While Browne, Waguespack, and countless others will continue to innovate and find ways to entertain fans online, both see the return of live music—once it is safe—as the only true way forward.
Though it may seem impossible to see that end through the thick global fog, local promoters are working towards making live music a safe reality.
The Voodoo Music + Arts Experience experimented this past July with socially distanced shows, via its NOLA Drive-In series. The performances, hosted at the UNO Lakefront Arena and simultaneously broadcast online, featured local favorites Tank and the Bangas, Galactic, and The Revivalists playing to a live audience watching from their cars (think drive-in movie theater).
Though each of these performers have strong followings, the series's true success (the final July show sold out) stems from its focus on social distancing and safety. No matter how much we may miss a pulsating dance floor or bloodthirsty mosh pit, it is still not safe to engage in large gatherings. South Dakota's Surgis Motorcyle Rally concert provided a cautionary tale this past August. Its crowd—bereft of even the slightest signs of social distancing, mask-wearing, or basic human intelligence—has been linked to more than a quarter-million COVID-19 cases by a recent IZA Institute of Labor Economics study.
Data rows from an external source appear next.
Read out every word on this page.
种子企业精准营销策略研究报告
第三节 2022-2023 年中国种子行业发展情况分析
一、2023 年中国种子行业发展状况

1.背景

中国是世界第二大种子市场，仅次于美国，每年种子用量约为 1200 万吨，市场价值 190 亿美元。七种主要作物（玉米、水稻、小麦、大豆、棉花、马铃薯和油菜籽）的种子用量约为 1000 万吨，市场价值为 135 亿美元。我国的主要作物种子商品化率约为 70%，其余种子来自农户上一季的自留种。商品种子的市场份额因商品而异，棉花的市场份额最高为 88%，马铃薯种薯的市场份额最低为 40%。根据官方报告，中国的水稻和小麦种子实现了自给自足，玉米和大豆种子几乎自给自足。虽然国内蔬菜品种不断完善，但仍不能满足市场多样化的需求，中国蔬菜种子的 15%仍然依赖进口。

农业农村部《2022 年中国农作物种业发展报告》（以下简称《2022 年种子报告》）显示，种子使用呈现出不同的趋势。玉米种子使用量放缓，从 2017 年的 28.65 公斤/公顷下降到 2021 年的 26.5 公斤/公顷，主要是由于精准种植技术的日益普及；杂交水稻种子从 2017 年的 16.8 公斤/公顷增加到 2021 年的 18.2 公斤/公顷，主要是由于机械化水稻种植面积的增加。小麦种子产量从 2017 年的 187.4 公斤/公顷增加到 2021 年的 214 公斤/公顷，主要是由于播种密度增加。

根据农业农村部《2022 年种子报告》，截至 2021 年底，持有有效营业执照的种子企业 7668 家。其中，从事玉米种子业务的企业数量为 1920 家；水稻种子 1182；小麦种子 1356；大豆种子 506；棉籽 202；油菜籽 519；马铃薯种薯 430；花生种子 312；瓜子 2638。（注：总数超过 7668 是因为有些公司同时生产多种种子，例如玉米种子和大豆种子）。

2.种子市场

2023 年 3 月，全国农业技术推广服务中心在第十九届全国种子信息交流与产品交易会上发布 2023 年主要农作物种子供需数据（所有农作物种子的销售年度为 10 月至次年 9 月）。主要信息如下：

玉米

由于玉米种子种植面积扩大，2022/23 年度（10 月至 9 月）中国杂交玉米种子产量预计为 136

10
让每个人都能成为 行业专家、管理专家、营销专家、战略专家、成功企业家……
Reeves Price, co-founder of Winter Circle Productions, which produces New Orleans's annual Buku Music + Art Project, says his team has dedicated its time these past few months to assessing how they can improve upon its processes, including anticipating health and safety measures that audiences will come to expect post-COVID. He believes that phone payments, ticket scanning, and contactless interactions that were slowly being adopted for the sake of convenience will now become the norm, and that audiences will generally expect "cleaner" venues moving forward.
However, once a vaccine is well distributed and concerts are deemed safe, he doesn't see the "pit" going anywhere.
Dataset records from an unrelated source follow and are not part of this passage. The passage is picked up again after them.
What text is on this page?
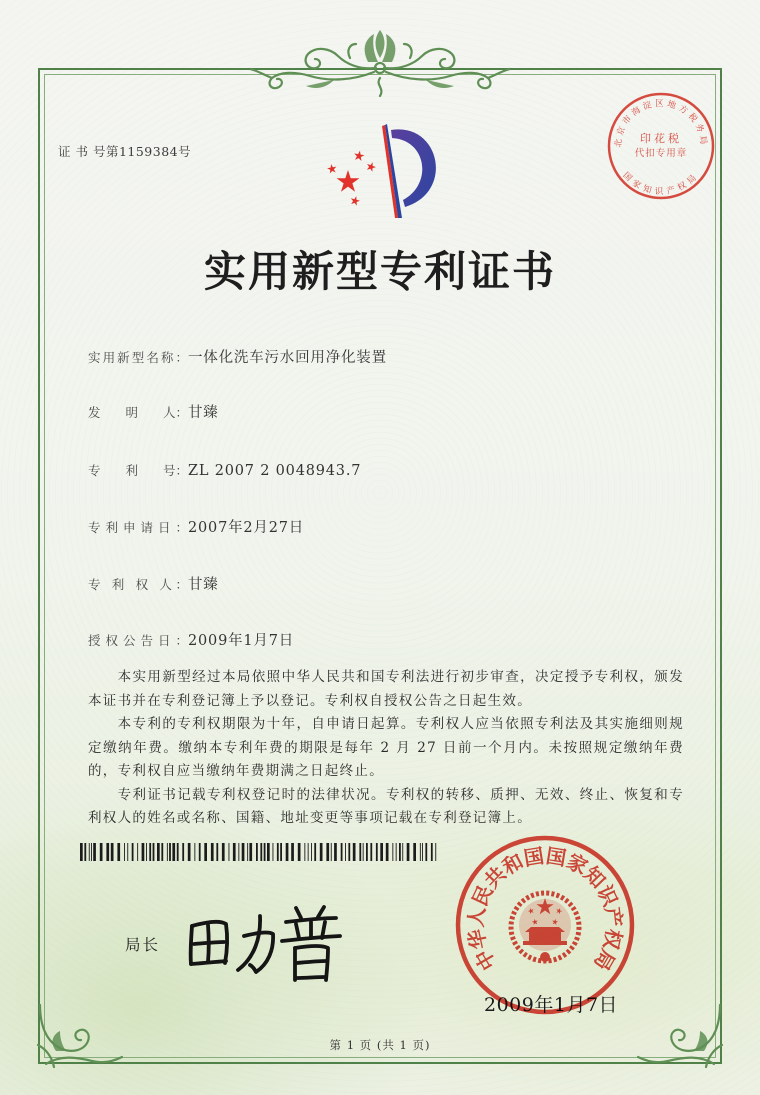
证 书 号第1159384号
北京市海淀区地方税务局
国家知识产权局
印花税
代扣专用章
实用新型专利证书
实用新型名称：一体化洗车污水回用净化装置
发　　明　　人：甘臻
专　　利　　号：ZL 2007 2 0048943.7
专利申请日：2007年2月27日
专 利 权 人：甘臻
授权公告日：2009年1月7日

本实用新型经过本局依照中华人民共和国专利法进行初步审查，决定授予专利权，颁发本证书并在专利登记簿上予以登记。专利权自授权公告之日起生效。

本专利的专利权期限为十年，自申请日起算。专利权人应当依照专利法及其实施细则规定缴纳年费。缴纳本专利年费的期限是每年 2 月 27 日前一个月内。未按照规定缴纳年费的，专利权自应当缴纳年费期满之日起终止。

专利证书记载专利权登记时的法律状况。专利权的转移、质押、无效、终止、恢复和专利权人的姓名或名称、国籍、地址变更等事项记载在专利登记簿上。

局长
2009年1月7日
中华人民共和国国家知识产权局
第 1 页 (共 1 页)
"Once there is a vaccine and we're back to business, we're putting people shoulder-to-shoulder on the barricade and letting them have the time of their lives," says Price. "That's always going to be the end goal—assuming, of course, that's what it's safe to do," he says.
Browne echoes this sentiment, with some parting advice.
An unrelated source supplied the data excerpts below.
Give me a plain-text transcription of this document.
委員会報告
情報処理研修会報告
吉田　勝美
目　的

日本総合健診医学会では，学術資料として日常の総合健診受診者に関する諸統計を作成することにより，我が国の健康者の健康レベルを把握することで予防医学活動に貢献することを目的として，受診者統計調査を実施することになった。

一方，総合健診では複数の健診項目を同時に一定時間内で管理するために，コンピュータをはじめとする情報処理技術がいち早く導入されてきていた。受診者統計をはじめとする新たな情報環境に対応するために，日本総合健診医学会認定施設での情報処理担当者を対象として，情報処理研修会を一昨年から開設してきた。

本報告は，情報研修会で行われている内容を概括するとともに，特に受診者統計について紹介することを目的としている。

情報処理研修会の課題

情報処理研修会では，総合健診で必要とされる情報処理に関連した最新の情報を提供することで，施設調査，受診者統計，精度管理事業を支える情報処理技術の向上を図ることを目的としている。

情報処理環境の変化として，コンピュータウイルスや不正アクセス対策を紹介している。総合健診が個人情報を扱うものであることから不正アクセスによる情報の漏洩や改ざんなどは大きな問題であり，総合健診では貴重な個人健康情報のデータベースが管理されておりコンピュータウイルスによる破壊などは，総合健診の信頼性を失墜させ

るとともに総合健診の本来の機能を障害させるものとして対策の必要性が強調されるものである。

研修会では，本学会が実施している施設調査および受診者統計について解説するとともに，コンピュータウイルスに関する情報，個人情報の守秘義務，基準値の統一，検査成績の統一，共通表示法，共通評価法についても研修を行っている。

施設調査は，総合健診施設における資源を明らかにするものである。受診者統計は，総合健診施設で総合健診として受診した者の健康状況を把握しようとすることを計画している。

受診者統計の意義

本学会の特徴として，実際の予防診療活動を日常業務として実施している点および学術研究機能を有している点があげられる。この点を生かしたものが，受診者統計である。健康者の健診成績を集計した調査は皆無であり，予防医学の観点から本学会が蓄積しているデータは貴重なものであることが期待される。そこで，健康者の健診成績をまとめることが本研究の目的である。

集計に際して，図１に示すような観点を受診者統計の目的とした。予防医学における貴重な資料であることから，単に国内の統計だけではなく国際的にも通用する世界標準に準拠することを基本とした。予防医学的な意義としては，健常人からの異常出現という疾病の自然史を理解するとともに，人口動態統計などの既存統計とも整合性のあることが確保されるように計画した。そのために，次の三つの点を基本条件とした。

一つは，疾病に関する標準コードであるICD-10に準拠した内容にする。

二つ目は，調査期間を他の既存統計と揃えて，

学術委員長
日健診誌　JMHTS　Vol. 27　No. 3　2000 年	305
"You can't have dance music without dancing," stresses Browne. "DJs were never considered rock stars up until about the past 10 years. Before that, the focus was always on the audience, and the DJ was off to the side doing his thing in the shadows. Electronic music has always been about the audience being together on a hot, sweaty dance floor—but we'll only get there if people wear masks, practice social distancing, and do their part to make this thing go away. When we come back, we need to make sure that it's safe for everyone."